Remix.run Logo
qaq 2 days ago

Have you interacted with Snowflake teams much? We are using external iceberg tables with snowflake. Every interaction pretty much boils down to you really should not be using iceberg you should be using snowflake for storage. It's also pretty obvious some things are strategically not implemented to push you very strongly in that direction.

barrrrald 2 days ago | parent | next [-]

Not surprised - this stuff isn’t fully mature yet. But I interact with their team a lot and know they have a commitment to it (I’m the other guy in that video)

ozkatz 2 days ago | parent | prev [-]

Out of curiosity - can you share a few examples of functionality currently not supported with Iceberg but that works well with their internal format?

qaq 2 days ago | parent [-]

even partition elimination is pretty primitive. For Query optimizer Iceberg is really not a primary target. The overall interaction with even technical people gives strong this is a sales org that happens to own an OLAP db product vibe.

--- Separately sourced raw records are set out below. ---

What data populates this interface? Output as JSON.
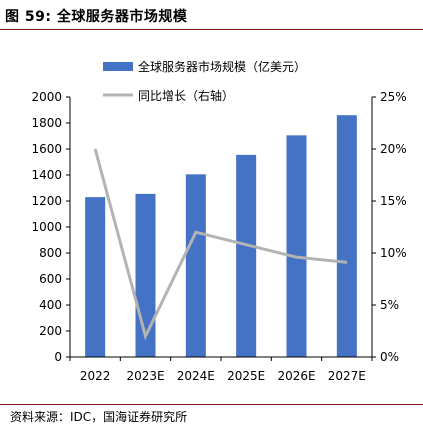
{
  "figure": {
    "title": "图 59:  全球服务器市场规模",
    "source": "资料来源：IDC，国海证券研究所"
  },
  "chart_data": {
    "type": "bar",
    "categories": [
      "2022",
      "2023E",
      "2024E",
      "2025E",
      "2026E",
      "2027E"
    ],
    "series": [
      {
        "name": "全球服务器市场规模（亿美元）",
        "type": "bar",
        "axis": "left",
        "color": "#4472c4",
        "values": [
          1230,
          1255,
          1405,
          1555,
          1705,
          1860
        ]
      },
      {
        "name": "同比增长（右轴）",
        "type": "line",
        "axis": "right",
        "color": "#b3b3b3",
        "values": [
          0.2,
          0.02,
          0.12,
          0.108,
          0.096,
          0.091
        ]
      }
    ],
    "ylim": [
      0,
      2000
    ],
    "yticks": [
      0,
      200,
      400,
      600,
      800,
      1000,
      1200,
      1400,
      1600,
      1800,
      2000
    ],
    "y2lim": [
      0,
      0.25
    ],
    "y2ticks": [
      "0%",
      "5%",
      "10%",
      "15%",
      "20%",
      "25%"
    ],
    "legend": "top-center",
    "grid": false
  }
}
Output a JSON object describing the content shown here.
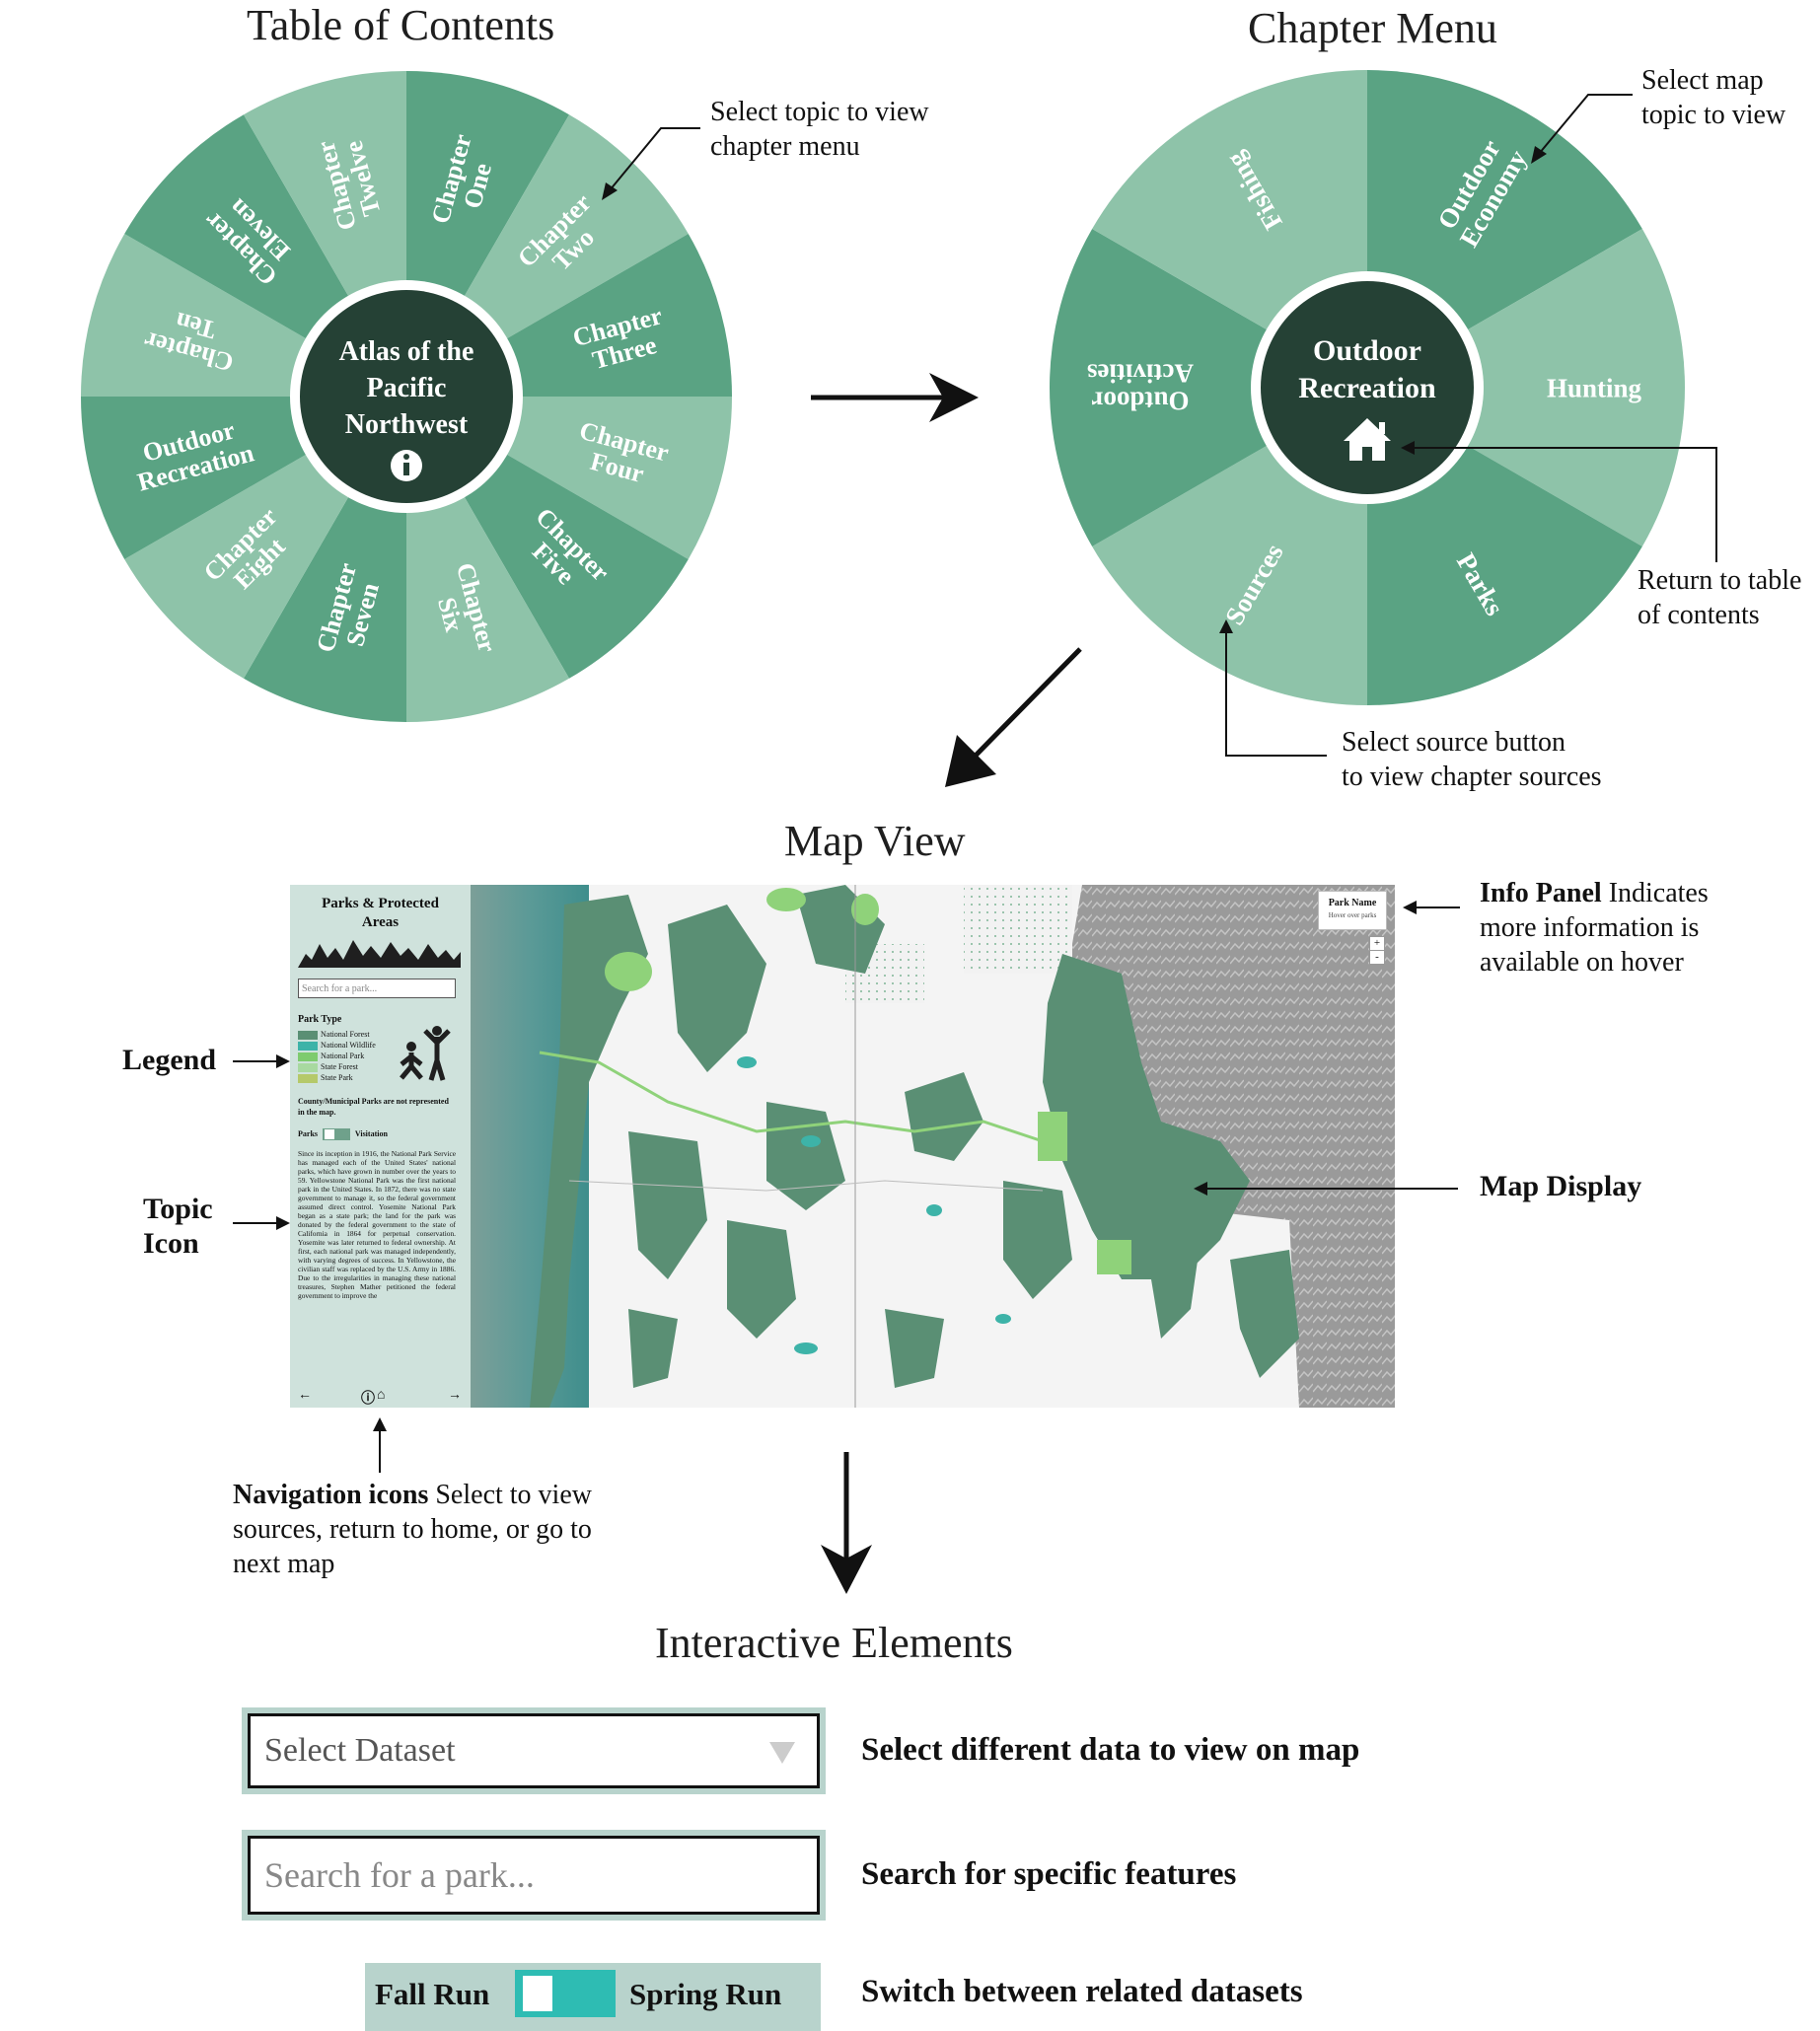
{
  "toc": {
    "title": "Table of Contents",
    "center": [
      "Atlas of the",
      "Pacific",
      "Northwest"
    ],
    "chapters": [
      "Chapter One",
      "Chapter Two",
      "Chapter Three",
      "Chapter Four",
      "Chapter Five",
      "Chapter Six",
      "Chapter Seven",
      "Chapter Eight",
      "Outdoor Recreation",
      "Chapter Ten",
      "Chapter Eleven",
      "Chapter Twelve"
    ],
    "annotation": [
      "Select topic to view",
      "chapter menu"
    ]
  },
  "chapter_menu": {
    "title": "Chapter Menu",
    "center": [
      "Outdoor",
      "Recreation"
    ],
    "segments": [
      "Outdoor Economy",
      "Hunting",
      "Parks",
      "Sources",
      "Outdoor Activities",
      "Fishing"
    ],
    "annotations": {
      "select_map": [
        "Select map",
        "topic to view"
      ],
      "return": [
        "Return to table",
        "of contents"
      ],
      "sources": [
        "Select source button",
        "to view chapter sources"
      ]
    }
  },
  "map_view": {
    "title": "Map View",
    "panel": {
      "title_line1": "Parks & Protected",
      "title_line2": "Areas",
      "search_placeholder": "Search for a park...",
      "legend_title": "Park Type",
      "legend": [
        {
          "label": "National Forest",
          "color": "#5a8f74"
        },
        {
          "label": "National Wildlife",
          "color": "#3db3a8"
        },
        {
          "label": "National Park",
          "color": "#7ecb6e"
        },
        {
          "label": "State Forest",
          "color": "#a8d9a0"
        },
        {
          "label": "State Park",
          "color": "#b5c96a"
        }
      ],
      "note": "County/Municipal Parks are not represented in the map.",
      "toggle_left": "Parks",
      "toggle_right": "Visitation",
      "body": "Since its inception in 1916, the National Park Service has managed each of the United States' national parks, which have grown in number over the years to 59. Yellowstone National Park was the first national park in the United States. In 1872, there was no state government to manage it, so the federal government assumed direct control. Yosemite National Park began as a state park; the land for the park was donated by the federal government to the state of California in 1864 for perpetual conservation. Yosemite was later returned to federal ownership. At first, each national park was managed independently, with varying degrees of success. In Yellowstone, the civilian staff was replaced by the U.S. Army in 1886. Due to the irregularities in managing these national treasures, Stephen Mather petitioned the federal government to improve the"
    },
    "info_panel": {
      "title": "Park Name",
      "subtitle": "Hover over parks"
    },
    "zoom_in": "+",
    "zoom_out": "-",
    "labels": {
      "legend": "Legend",
      "topic_icon": [
        "Topic",
        "Icon"
      ],
      "info_panel_bold": "Info Panel",
      "info_panel_rest": [
        " Indicates",
        "more information is",
        "available on hover"
      ],
      "map_display": "Map Display",
      "nav_bold": "Navigation icons",
      "nav_rest": [
        " Select to view",
        "sources, return to home, or go to",
        "next map"
      ]
    }
  },
  "interactive": {
    "title": "Interactive Elements",
    "select_placeholder": "Select Dataset",
    "search_placeholder": "Search for a park...",
    "toggle_left": "Fall Run",
    "toggle_right": "Spring Run",
    "desc_select": "Select different data to view on map",
    "desc_search": "Search for specific features",
    "desc_toggle": "Switch between related datasets"
  },
  "colors": {
    "dark_green": "#5aa383",
    "light_green": "#8ec3a9",
    "center": "#254135",
    "teal": "#2ebcb3",
    "panel_bg": "#cfe2dc",
    "control_frame": "#b8d3cc"
  }
}
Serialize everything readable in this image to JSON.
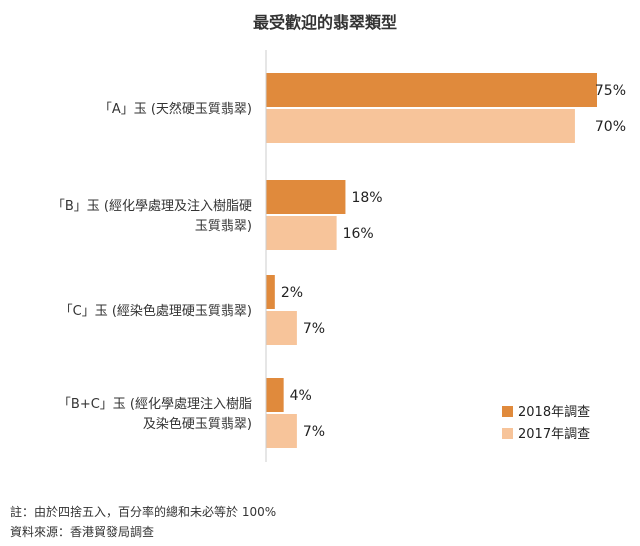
{
  "chart_data": {
    "type": "bar",
    "orientation": "horizontal",
    "title": "最受歡迎的翡翠類型",
    "categories": [
      [
        "「A」玉 (天然硬玉質翡翠)"
      ],
      [
        "「B」玉 (經化學處理及注入樹脂硬",
        "玉質翡翠)"
      ],
      [
        "「C」玉 (經染色處理硬玉質翡翠)"
      ],
      [
        "「B+C」玉 (經化學處理注入樹脂",
        "及染色硬玉質翡翠)"
      ]
    ],
    "series": [
      {
        "name": "2018年調查",
        "values": [
          75,
          18,
          2,
          4
        ],
        "labels": [
          "75%",
          "18%",
          "2%",
          "4%"
        ],
        "color": "#E08A3C"
      },
      {
        "name": "2017年調查",
        "values": [
          70,
          16,
          7,
          7
        ],
        "labels": [
          "70%",
          "16%",
          "7%",
          "7%"
        ],
        "color": "#F7C49A"
      }
    ],
    "xlim": [
      0,
      75
    ],
    "grid": false,
    "legend_position": "bottom-right"
  },
  "notes": {
    "footnote": "註：由於四捨五入，百分率的總和未必等於 100%",
    "source": "資料來源：香港貿發局調查"
  }
}
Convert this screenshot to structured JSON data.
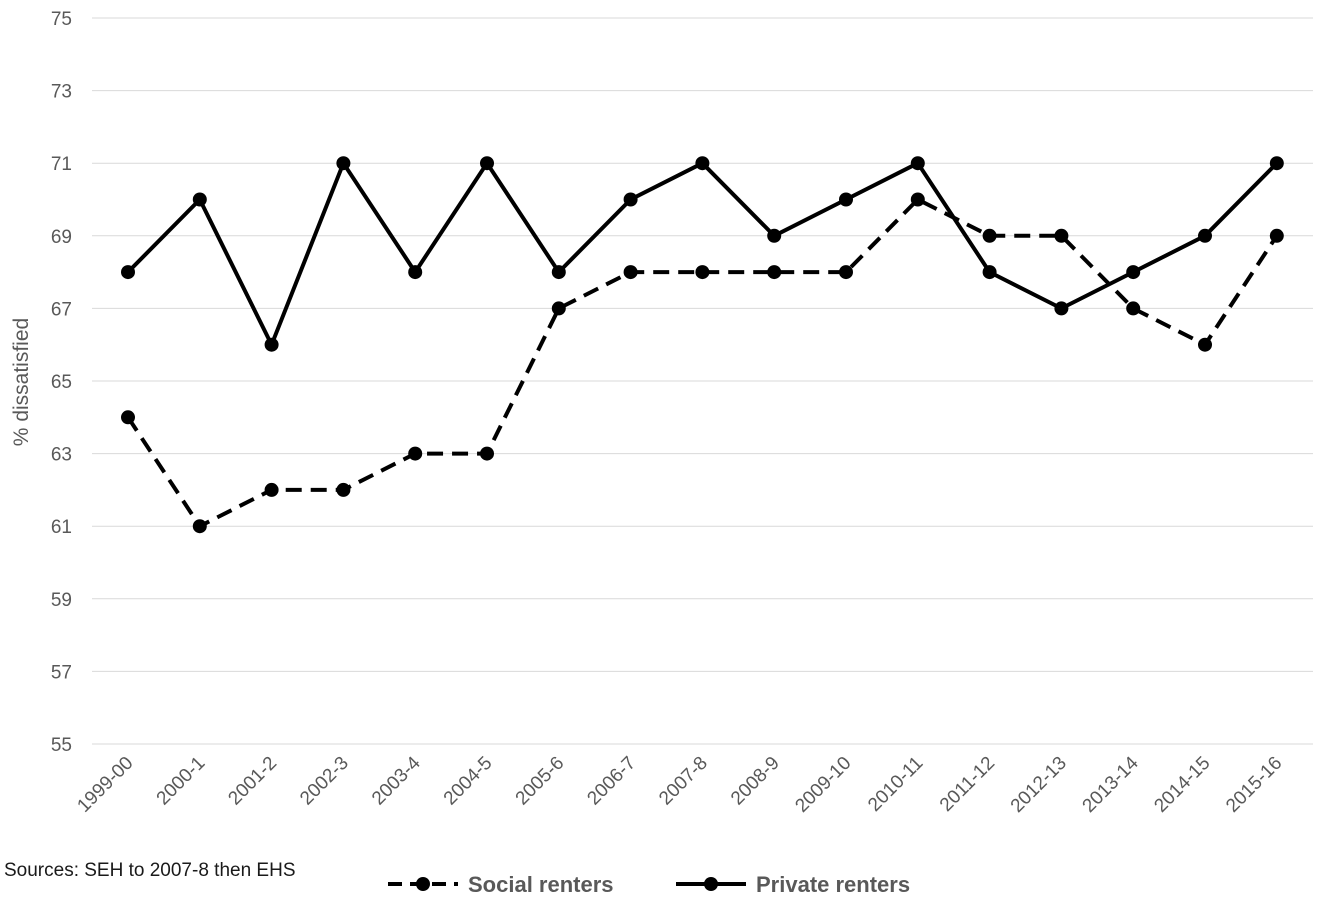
{
  "chart_data": {
    "type": "line",
    "categories": [
      "1999-00",
      "2000-1",
      "2001-2",
      "2002-3",
      "2003-4",
      "2004-5",
      "2005-6",
      "2006-7",
      "2007-8",
      "2008-9",
      "2009-10",
      "2010-11",
      "2011-12",
      "2012-13",
      "2013-14",
      "2014-15",
      "2015-16"
    ],
    "series": [
      {
        "name": "Social renters",
        "style": "dashed",
        "color": "#000000",
        "values": [
          64,
          61,
          62,
          62,
          63,
          63,
          67,
          68,
          68,
          68,
          68,
          70,
          69,
          69,
          67,
          66,
          69
        ]
      },
      {
        "name": "Private renters",
        "style": "solid",
        "color": "#000000",
        "values": [
          68,
          70,
          66,
          71,
          68,
          71,
          68,
          70,
          71,
          69,
          70,
          71,
          68,
          67,
          68,
          69,
          71
        ]
      }
    ],
    "ylabel": "% dissatisfied",
    "xlabel": "",
    "ylim": [
      55,
      75
    ],
    "yticks": [
      55,
      57,
      59,
      61,
      63,
      65,
      67,
      69,
      71,
      73,
      75
    ],
    "grid": true,
    "legend_position": "bottom",
    "colors": {
      "gridline": "#d9d9d9",
      "tick_text": "#595959",
      "line": "#000000"
    }
  },
  "source_note": "Sources: SEH to 2007-8 then EHS"
}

andiz 5 hours ago | parent [-]

I have to very much disagree on that. All pruning techniques in Snowflake work equally well both on their proprietary format as well for Iceberg tables. Iceberg is nowadays a first-class citizen in Snowflake, with pruning working at the file level, row group level, and page level. Same is true for other query optimization techniques. There is even a paper on that: https://arxiv.org/abs/2504.11540

Where pruning differences might arise for Iceberg tables is the structure of Parquet files and the availability of metadata. Both depend on the writer of the Parquet files. Metadata might be completely missing (e.g., no per column min/max), or partially missing (e.g., no page indexes), which will indeed impact the perf. This is why it's super important to choose a writer that produces rich metadata. The metadata can be backfilled / recomputed after the fact by the querying engine, but it comes at a cost.

Another aspect is storage optimization: The ability to skip / prune files is intrinsically tied to the storage optimization quality of the table. If the table is neither clustered nor partitioned, or if the table has sub-optimally sized files, then all of these things will severely impact any engine's ability to skip files or subsets thereof.

I would be very curious if you can find a query on an Iceberg table that shows a better partition elimination rate in a different system.